Regardless of which of these applies, the purchaser’s primary concern will be in relation to the vendor’s agency agreement and proper “due diligence” would include at least the following:

  1. Sighting copies of the agreements and owners corporation resolutions approving owners corporations’ entry into them, in order to confirm valid execution of the agreements, in light of the requirements of the strata management legislation applicable at the time of the agreement.
  1. Confirming the remaining term of each agreement.
  1. Confirming the services to be provided under the agreement, particularly those services which are covered by a fixed fee and not costed on a time costing basis
  1. Confirming that the agreement permits assignment or novation or if owners corporation consent is required, that it has been or can be obtained. A business sale contract may make the sale conditional on such consents being obtained or it may make payment of part of the price conditional on such consents being obtained and this will determine whether the sale falls over or proceeds at a reduced price if some required consents are not obtained.
  1. Where an agreement is to be assigned, confirming that there are no grounds for termination of the agreement, i.e. that the vendor has complied with its obligations under the agreement.
  1. Investigating the quality of the accounts and other records maintained by the vendor for its clients and the cost of bringing up to an appropriate standard where they currently fall below that standard. In our expense, very substantial costs can be incurred bringing records up to an appropriate standard, which can be very difficult to recover from the client owners corporation.
  1. For agreements entered into, renewed or varied on or after 12 November 2016, if one of the parties is a “small business” as defined in the Australian Consumer Law, confirming that the terms of the agreement do not infringe the “unfair contract terms” provisions of the Australian Consumer Law.
  1. Confirming that the agreement contains all necessary provisions from the purchaser’s point of view. By way of example, many agency agreements do not adequately address work health and safety issues, in that work health and safety legislation potentially requires agents to take action, the cost of which may or may not be recoverable from the client owners corporation, depending on the terms of the agreement.
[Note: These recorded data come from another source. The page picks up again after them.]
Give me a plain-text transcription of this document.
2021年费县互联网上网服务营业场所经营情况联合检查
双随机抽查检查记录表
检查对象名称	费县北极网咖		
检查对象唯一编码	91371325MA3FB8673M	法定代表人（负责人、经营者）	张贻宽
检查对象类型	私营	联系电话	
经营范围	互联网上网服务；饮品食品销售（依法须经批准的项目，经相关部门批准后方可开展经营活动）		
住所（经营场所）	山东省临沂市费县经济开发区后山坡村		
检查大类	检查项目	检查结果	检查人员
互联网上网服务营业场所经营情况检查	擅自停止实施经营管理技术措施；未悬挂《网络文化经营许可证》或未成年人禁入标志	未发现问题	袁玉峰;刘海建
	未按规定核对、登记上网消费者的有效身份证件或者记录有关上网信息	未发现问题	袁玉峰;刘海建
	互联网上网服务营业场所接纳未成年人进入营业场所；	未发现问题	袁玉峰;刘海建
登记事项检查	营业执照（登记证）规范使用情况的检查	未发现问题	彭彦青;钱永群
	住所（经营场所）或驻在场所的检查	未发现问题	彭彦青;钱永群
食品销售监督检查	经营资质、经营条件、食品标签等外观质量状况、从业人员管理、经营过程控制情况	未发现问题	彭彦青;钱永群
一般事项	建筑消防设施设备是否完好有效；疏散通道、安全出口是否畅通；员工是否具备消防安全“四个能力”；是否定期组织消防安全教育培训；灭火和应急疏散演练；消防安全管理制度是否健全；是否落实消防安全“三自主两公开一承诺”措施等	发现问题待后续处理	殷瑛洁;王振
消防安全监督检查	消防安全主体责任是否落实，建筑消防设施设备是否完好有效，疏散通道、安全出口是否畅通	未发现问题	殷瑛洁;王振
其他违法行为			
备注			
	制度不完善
If the purchaser acquires the whole of the vendor’s business and not just its interest in its agency agreements with its clients, it would also need to consider the following as part of the due diligence process:

  1. What is required in order to obtain the benefit of the vendor’s business premises? If they are owned by the vendor or an associated entity, it may be necessary to enter into a leasing arrangement with the vendor. If they are leased by the vendor, it may be necessary to review the vendor’s lease, confirm that it has been complied with and confirm that it can be assigned or novated.
  1. What is required in order to acquire the equipment of the business, which will involve confirmation that it is owned by the vendor and not subject to encumbrances?
  1. What is required in order to re-employ the vendor’s staff, which will involve investigation of employee entitlements, including superannuation and entry into appropriate employment contracts?

If the purchaser acquires the shareholding in the company operating the business, it would also be necessary to investigate and verify the financial position of the company, including its tax and other liabilities.

***The information contained in this article is general information only and not legal advice. The currency, accuracy and completeness of this article (and its contents) should be checked by obtaining independent legal advice before you take any action or otherwise rely upon its contents in any way.